You can see the operating spend is high, but management is actively managing it. Here's the quick math: the sequential drop in operating expenses from Q2 2025 ($24.1 million) to Q3 2025 ($21.0 million) helped extend the cash runway. The cash position at the end of Q2 2025 was $71.7 million, projected to last into the second half of 2026.

Key cost drivers embedded within the R&D line item include:

• Costs for AAV vector production and characterization.
• Site initiation and patient enrollment fees for clinical sites.
• Biomarker analysis, such as biopsy sample processing for TN-401 DNA/mRNA.
• Salaries and benefits for research scientists and clinical operations staff.

Finance: draft 13-week cash view by Friday.

Tenaya Therapeutics, Inc. (TNYA) - Canvas Business Model: Revenue Streams

As of late 2025, Tenaya Therapeutics, Inc. is firmly in the clinical-stage, meaning its revenue streams are entirely composed of non-operating, financing-related inflows, as the company has not yet reached commercialization for any of its product candidates.

Non-Dilutive Grant Funding

A key non-dilutive source of capital supporting clinical development is grant funding. Tenaya Therapeutics, Inc. secured a significant award from the California Institute for Regenerative Medicine (CIRM) in early 2025. This was an $8.0 million CLIN2 grant announced on February 3, 2025.

• The $8.0 million grant proceeds are earmarked to help fund clinical trial costs for the ongoing Phase 1b RIDGE-1 clinical trial of TN-401 gene therapy.
• One record indicates a CIRM award value of $9,017,000 to Tenaya Therapeutics, Inc..

Equity Financing Proceeds

The most substantial recent inflow has been from equity financing, which provides the necessary runway to advance the lead gene therapy candidates, TN-201 and TN-401. In March 2025, Tenaya Therapeutics, Inc. executed an underwritten public offering.

Here's a look at the key figures from that financing event:

Metric	Value
Gross Proceeds (Approximate)	$52.5 million
Net Proceeds (Approximate)	$48.8 million
Units Sold	75 million
Price Per Unit	$0.70
Cash Position as of March 31, 2025	$88.2 million

The net proceeds of approximately $48.8 million from the March 2025 public offering, combined with existing cash, were expected to support planned company operations into the second half of 2026. The offering structure included warrants, which represent potential future equity dilution but are not current revenue.

Future Potential Revenue from Strategic Licensing or Collaboration Agreements

Tenaya Therapeutics, Inc. is pursuing a strategy that involves developing its portfolio of genetic medicines internally.
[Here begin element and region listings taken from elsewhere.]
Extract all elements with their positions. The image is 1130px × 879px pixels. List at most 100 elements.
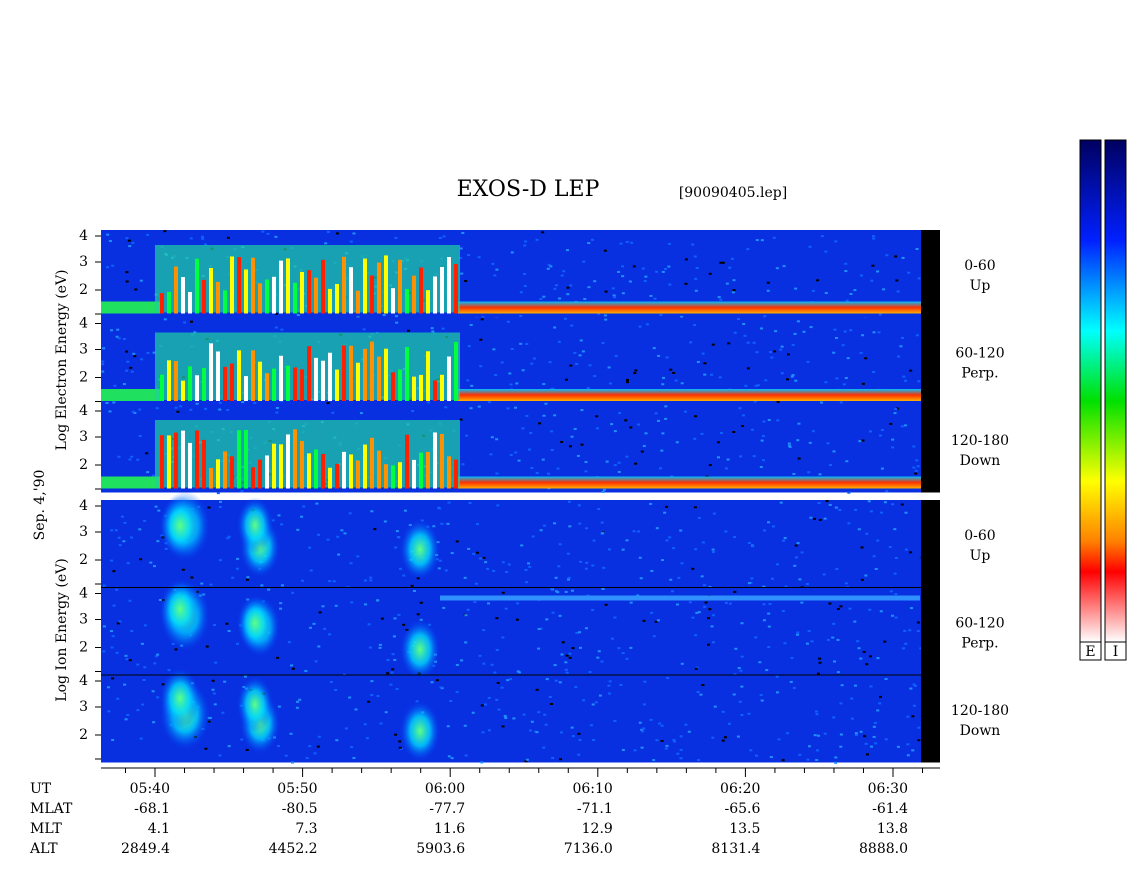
noise — [844, 582, 848, 585]
noise — [504, 716, 508, 719]
noise — [136, 458, 140, 461]
noise — [728, 266, 732, 269]
noise — [531, 535, 535, 538]
burst-stripe — [181, 380, 185, 401]
noise — [455, 690, 459, 693]
noise — [578, 354, 582, 357]
burst-stripe — [412, 275, 416, 314]
noise — [468, 501, 472, 504]
noise — [241, 401, 245, 404]
noise — [859, 351, 863, 354]
noise — [588, 671, 592, 674]
noise — [832, 716, 836, 719]
noise — [893, 528, 897, 531]
noise — [558, 614, 562, 617]
burst-stripe — [167, 360, 171, 401]
noise — [603, 314, 607, 317]
color-bar — [1104, 139, 1127, 643]
burst-stripe — [398, 369, 402, 401]
noise — [872, 370, 876, 373]
noise — [240, 738, 244, 741]
y-tick-label: 2 — [79, 727, 88, 743]
noise — [619, 242, 623, 245]
noise — [869, 510, 873, 513]
noise — [573, 427, 577, 430]
table-cell: -68.1 — [134, 801, 170, 817]
burst-stripe — [258, 283, 262, 314]
noise — [783, 537, 787, 540]
noise — [539, 529, 543, 532]
noise — [143, 624, 147, 627]
noise — [656, 619, 660, 622]
panel-edge — [921, 405, 940, 493]
noise — [915, 334, 919, 337]
noise — [629, 426, 633, 429]
noise — [555, 284, 559, 287]
noise — [621, 275, 625, 278]
noise — [209, 583, 213, 586]
noise — [760, 327, 764, 330]
noise — [580, 409, 584, 412]
noise — [566, 286, 570, 289]
noise — [800, 601, 804, 604]
panel-direction: Down — [960, 723, 1001, 739]
noise — [816, 672, 820, 675]
noise — [675, 441, 679, 444]
noise — [661, 432, 665, 435]
noise — [695, 266, 699, 269]
noise — [649, 294, 653, 297]
noise — [861, 334, 865, 337]
noise — [730, 257, 734, 260]
burst-stripe — [209, 467, 213, 489]
y-tick-label: 2 — [79, 552, 88, 568]
noise — [794, 544, 798, 547]
noise — [565, 671, 569, 674]
noise — [854, 732, 858, 735]
noise — [427, 401, 431, 404]
noise — [700, 575, 704, 578]
noise — [480, 704, 484, 707]
noise — [836, 638, 840, 641]
noise — [277, 514, 281, 517]
noise — [912, 704, 916, 707]
noise — [543, 524, 547, 527]
noise — [891, 614, 895, 617]
noise — [111, 738, 115, 741]
noise — [693, 255, 697, 258]
noise — [138, 528, 142, 531]
burst-stripe — [433, 276, 437, 314]
noise — [857, 528, 861, 531]
noise — [503, 714, 507, 717]
noise — [467, 345, 471, 348]
noise — [530, 720, 534, 723]
noise — [612, 294, 616, 297]
noise — [603, 249, 607, 252]
burst-stripe — [195, 375, 199, 401]
noise — [723, 736, 727, 739]
noise — [917, 380, 921, 383]
noise — [212, 692, 216, 695]
noise — [577, 732, 581, 735]
noise — [916, 465, 920, 468]
y-tick-label: 4 — [79, 316, 88, 332]
noise — [493, 274, 497, 277]
burst-stripe — [258, 361, 262, 401]
burst-stripe — [370, 275, 374, 314]
noise — [444, 406, 448, 409]
noise — [398, 746, 402, 749]
table-cell: -71.1 — [577, 801, 613, 817]
noise — [593, 375, 597, 378]
y-tick-label: 4 — [79, 673, 88, 689]
noise — [564, 590, 568, 593]
noise — [764, 379, 768, 382]
burst-stripe — [160, 293, 164, 314]
noise — [130, 630, 134, 633]
noise — [189, 408, 193, 411]
noise — [369, 579, 373, 582]
noise — [167, 669, 171, 672]
noise — [909, 369, 913, 372]
noise — [124, 654, 128, 657]
noise — [565, 249, 569, 252]
noise — [109, 630, 113, 633]
noise — [667, 265, 671, 268]
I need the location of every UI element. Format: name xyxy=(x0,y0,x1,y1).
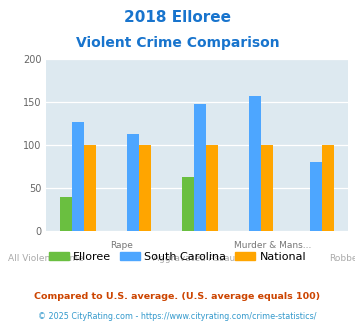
Bar xyxy=(72,122,84,231)
Text: Aggravated Assault: Aggravated Assault xyxy=(153,254,241,263)
Text: Robbery: Robbery xyxy=(329,254,355,263)
Bar xyxy=(261,145,273,231)
Bar xyxy=(127,134,139,231)
Bar xyxy=(322,145,334,231)
Bar xyxy=(206,145,218,231)
Text: Violent Crime Comparison: Violent Crime Comparison xyxy=(76,36,279,50)
Text: Compared to U.S. average. (U.S. average equals 100): Compared to U.S. average. (U.S. average … xyxy=(34,292,321,301)
Text: Murder & Mans...: Murder & Mans... xyxy=(234,241,311,250)
Bar xyxy=(139,145,151,231)
Bar xyxy=(60,197,72,231)
Legend: Elloree, South Carolina, National: Elloree, South Carolina, National xyxy=(44,248,311,267)
Text: 2018 Elloree: 2018 Elloree xyxy=(124,10,231,25)
Text: © 2025 CityRating.com - https://www.cityrating.com/crime-statistics/: © 2025 CityRating.com - https://www.city… xyxy=(38,312,317,321)
Bar xyxy=(310,162,322,231)
Bar xyxy=(194,104,206,231)
Bar xyxy=(182,177,194,231)
Text: All Violent Crime: All Violent Crime xyxy=(8,254,84,263)
Bar xyxy=(84,145,97,231)
Bar xyxy=(249,96,261,231)
Text: Rape: Rape xyxy=(110,241,133,250)
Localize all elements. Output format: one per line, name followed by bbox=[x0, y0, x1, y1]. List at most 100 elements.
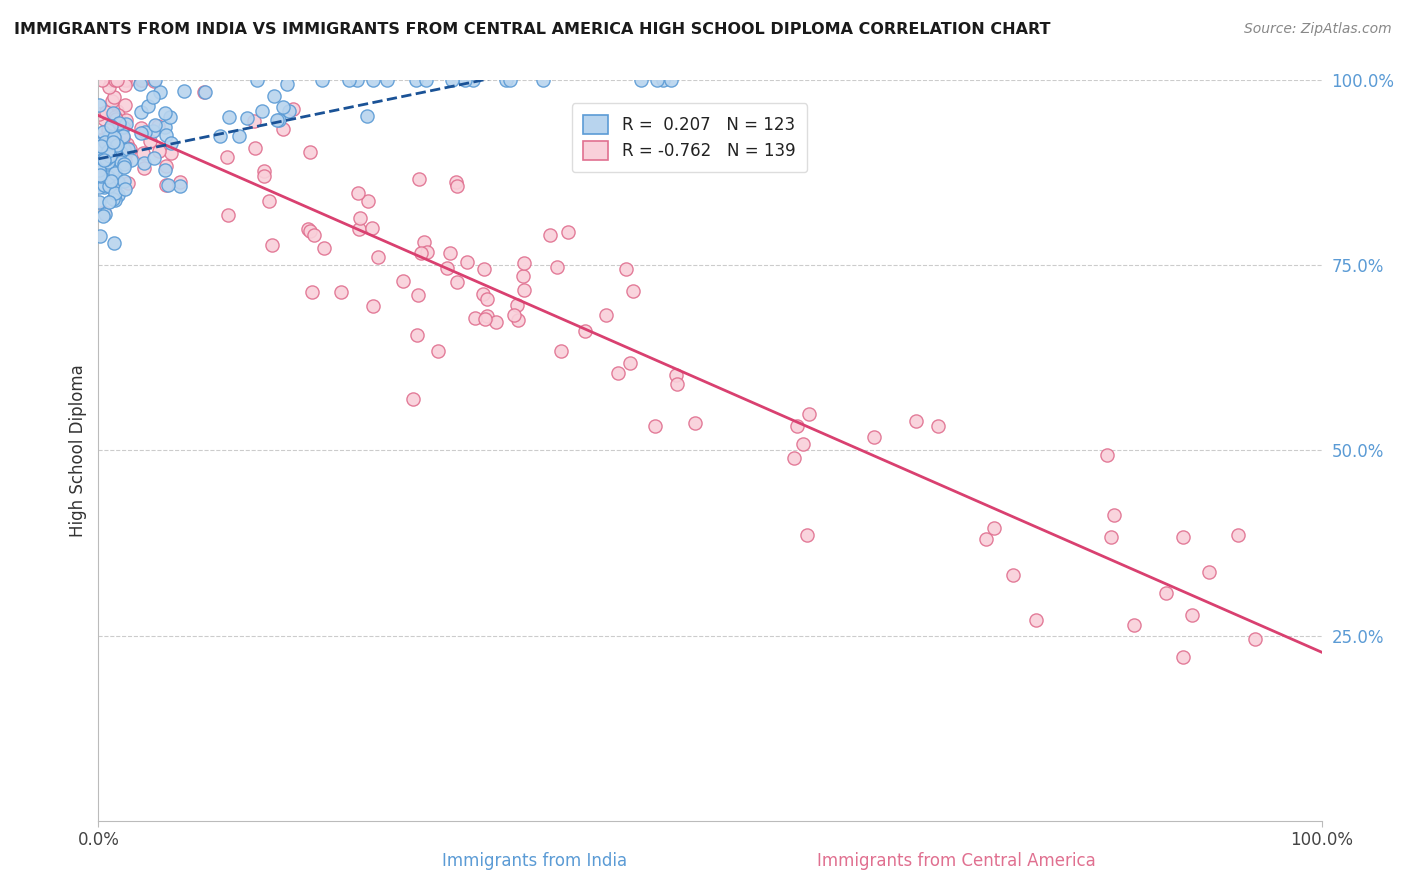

While the current financial statements reflect no realized revenue from this area, the development of clinical candidates like TN-201 and TN-401 creates the potential for future revenue streams through strategic out-licensing or collaboration agreements with larger pharmaceutical partners upon achieving key clinical milestones.

No Product Revenue

Tenaya Therapeutics, Inc. is explicitly a pre-commercial stage company. Consequently, there is no revenue generated from the sale of products. Analyst expectations for the quarter ending September 30, 2025, reflect this reality, projecting no change in quarterly revenue.

• The company is focused on advancing its lead candidates through clinical trials, such as TN-201 in the MyPEAK-1 trial and TN-401 in the RIDGE-1 trial.
• The cash runway extension into the second half of 2026 is based on current cash levels and the assumption of continued operational expenditure without product sales.